CHINESE company, Livetouch Investments, has invested more than $36 million so far in cement production in Redcliff, near Kwekwe with the cement manufacturer operating at 80% capacity, an official has said.

BY MTHANDAZO NYONI

Livetouch Investments chief executive officer, Dongning Wang, told NewsDay in emailed responses that the Redcliff-based cement manufacturer was sitting on $36 million capital assets.

“Our main production has already started to run at the end of March this year (and) currently, we are sitting around $36 million of capital assets,” Wang said.

The company has a 400 000-tonne a year capacity plant, the fourth such facility in Zimbabwe, which it started to construct in June 2016 under phase one.

It has become the fourth cement producing company in the country after PPC Zimbabwe, Lafarge Zimbabwe and Sino-Zimbabwe.

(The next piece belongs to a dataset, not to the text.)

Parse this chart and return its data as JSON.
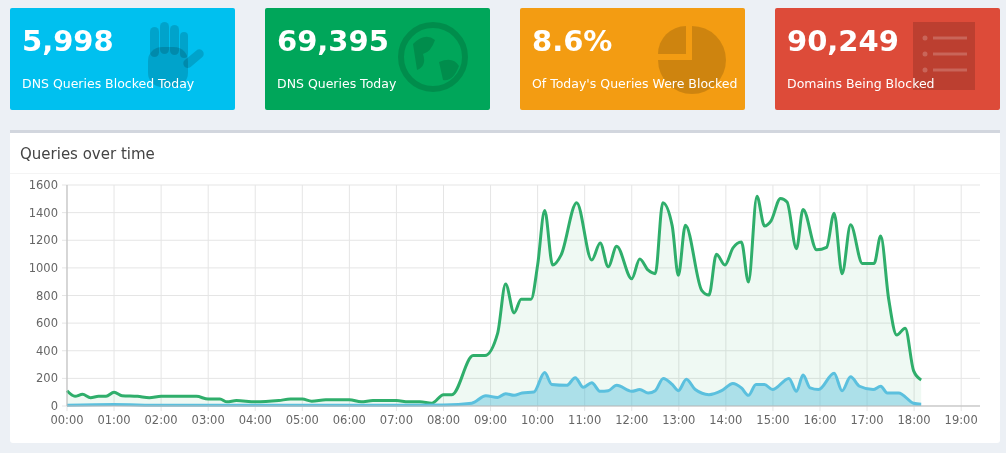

Wang said cash challenges were a main threat to their business.

“Yes, I think this is a national problem due to our currency and costing problems,” he said.

Wang said they have increased the workforce to over 120 from 100 they had in April this year and intend to increase it to 200, when running at full capacity.

The company is currently operating at about 80% capacity.

Early this year, Wang revealed that at the beginning of 2018, they were targeting to produce around 60 to 70 000 tonnes of cement per year.

He said the group would also invest in clinker and copper-steel production.

PPC, which produced from Bulawayo and Gwanda, doubled its production capacity to 1,4 million tonnes after recently commissioning a new plant in Harare.

Lafarge has a 450 000t plant in Harare while Sino-Zimbabwe’s plant in Gweru can produce about 250 000t per year.

Zimbabwe currently consumes about 1,14 tonnes of cement per year. Producers have to secure markets in the region for the excess production.